Date Tags sql / tutorial (3 min read)

Did you know that SQL queries can be recusive? I didn't! Now I do. It's glorious.

The problem

I had some data in the following format:

thing sub_thing_id start_time end_time
1 1 Sep 1 Sep 3
1 2 Sep 1 Sep 7

And I wanted it in the following format:

thing date number_of_sub_things
1 Sep 1 2
1 Sep 2 2
1 Sep 3 2
1 Sep 4 1
1 Sep 5 1
1 Sep 6 1
1 Sep 7 1

How do?!

The solution: A recursive common table expression

Ah ha!

A recursive CTE allows you to join all the levels of a hierarchy without knowing in advance how many levels there are.

tl;dr, the query that worked was:

select
  exp.thing,
  to_date(exp.start_time) as date,
  count(*) as number_of_sub_things
  from
    (with cte
      as (select
              thing,
              sub_thing,
              start_time,
              end_time
          from some_wide_table where start_time is not null
          union all
          select thing, sub_thing,
                dateadd(day, 1, start_time),
                end_time
          from cte
          where to_date(start_time) <= (to_date(end_time)-1))
    select *
      from cte) as exp
group by 1, 2
order by dte asc;

But whaaat is happening here?

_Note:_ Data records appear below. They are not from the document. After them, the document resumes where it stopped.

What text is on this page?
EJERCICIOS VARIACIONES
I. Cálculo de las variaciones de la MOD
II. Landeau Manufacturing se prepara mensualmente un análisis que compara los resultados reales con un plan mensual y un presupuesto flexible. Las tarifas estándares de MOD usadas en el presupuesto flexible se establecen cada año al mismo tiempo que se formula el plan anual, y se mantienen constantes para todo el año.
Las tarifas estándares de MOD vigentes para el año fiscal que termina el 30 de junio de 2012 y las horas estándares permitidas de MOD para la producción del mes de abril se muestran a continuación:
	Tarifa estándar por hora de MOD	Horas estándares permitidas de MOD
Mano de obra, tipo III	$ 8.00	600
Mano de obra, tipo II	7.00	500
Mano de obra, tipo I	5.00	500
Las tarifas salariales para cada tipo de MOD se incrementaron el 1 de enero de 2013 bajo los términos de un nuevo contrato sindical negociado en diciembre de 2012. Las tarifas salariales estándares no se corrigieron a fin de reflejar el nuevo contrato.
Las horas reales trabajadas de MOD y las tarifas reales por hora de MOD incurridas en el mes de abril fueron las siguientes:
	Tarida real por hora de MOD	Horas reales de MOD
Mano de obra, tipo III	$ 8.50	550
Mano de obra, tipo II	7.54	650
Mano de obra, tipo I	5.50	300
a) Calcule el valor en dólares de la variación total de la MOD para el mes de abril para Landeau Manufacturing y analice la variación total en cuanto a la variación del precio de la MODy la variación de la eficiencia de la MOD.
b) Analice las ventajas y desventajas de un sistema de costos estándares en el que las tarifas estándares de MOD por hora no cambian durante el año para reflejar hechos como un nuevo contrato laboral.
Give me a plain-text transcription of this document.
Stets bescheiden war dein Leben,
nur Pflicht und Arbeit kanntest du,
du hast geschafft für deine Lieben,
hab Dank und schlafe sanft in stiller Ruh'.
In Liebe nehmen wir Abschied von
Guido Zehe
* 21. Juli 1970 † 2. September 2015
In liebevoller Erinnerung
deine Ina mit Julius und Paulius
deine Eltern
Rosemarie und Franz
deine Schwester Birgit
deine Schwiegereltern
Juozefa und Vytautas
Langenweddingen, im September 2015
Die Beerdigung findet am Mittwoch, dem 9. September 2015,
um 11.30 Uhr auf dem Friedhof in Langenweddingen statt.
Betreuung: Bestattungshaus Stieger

I shall explain:

  1. First, create a recursive common table expression (CTE): (with cte ... from cte) as exp
  2. In that CTE, create your "anchor clause" (select thing ... from some_wide_table) and union all it to your "recursive clause" (select thing ... from cte). Your anchor clause is the first, base set of rows you will be comparing your next select statement against. Your recursive clause adds its resulting rows back to that base, and then compares that new "anchor" against the same "recursive clause" select statement.
  3. It keeps doing this until the where to_date(start_time) <= (to_date(end_time)-1)) statement is no longer satisfied. So it's (kinda) recuuuursive! Magic! And, like all recursive functions, there is a risk that you fall into an infinite loop if your where clause never catches.
  4. Once you've completed recursing around, you select * from cte - this is selecting all the resulting rows that were found as the anchor and recursive clauses did their dance.
  5. I then needed to group by the top-level thing and count(*) how many sub-things were present on each date.

Voila!

The next problem

So I actually ended up not being able to use this, because I wanted to do this arbitrary recursion over thousands of dates, millions of things, and tens of millions of sub-things. I quickly got to a max iteration count reached error from the database; a safety mechanism it has in place to prevent infinite recursions. It wasn't infinite, but it was certainly a bit of a combinatorial explosion.

So what do now?!

tl;dr: There was a much more efficient, non-recursive way to do this. Basically, make a table of dates on the fly and join against that. D'oh.

select
  exp.thing,
  to_date(exp.this_date) as dte,
  count(*) as number_of_sub_things
  from
    (select
      x.thing,
      x.sub_thing,
      dates.this_date
    from some_wide_table as x
    right join
      (select
        dateadd(day, seq4(), '2011-01-01') as this_date
        from table(generator(rowcount => 9*365))) as dates
    on to_date(x.start_timee) <= to_date(dates.this_date) and to_date(x.end_time) >= to_date(dates.this_date)
    ) as exp
  group by 1, 2
;

I don't love this solution, namely because I need to decide (and hard-code) the range of dates to compare against. For now, I'm creating a list of dates from 2011-01-01 to 9 years hence (9*365). It feels hacky. But it took a fraction of the time and no combinatorial problems! So it's good enough.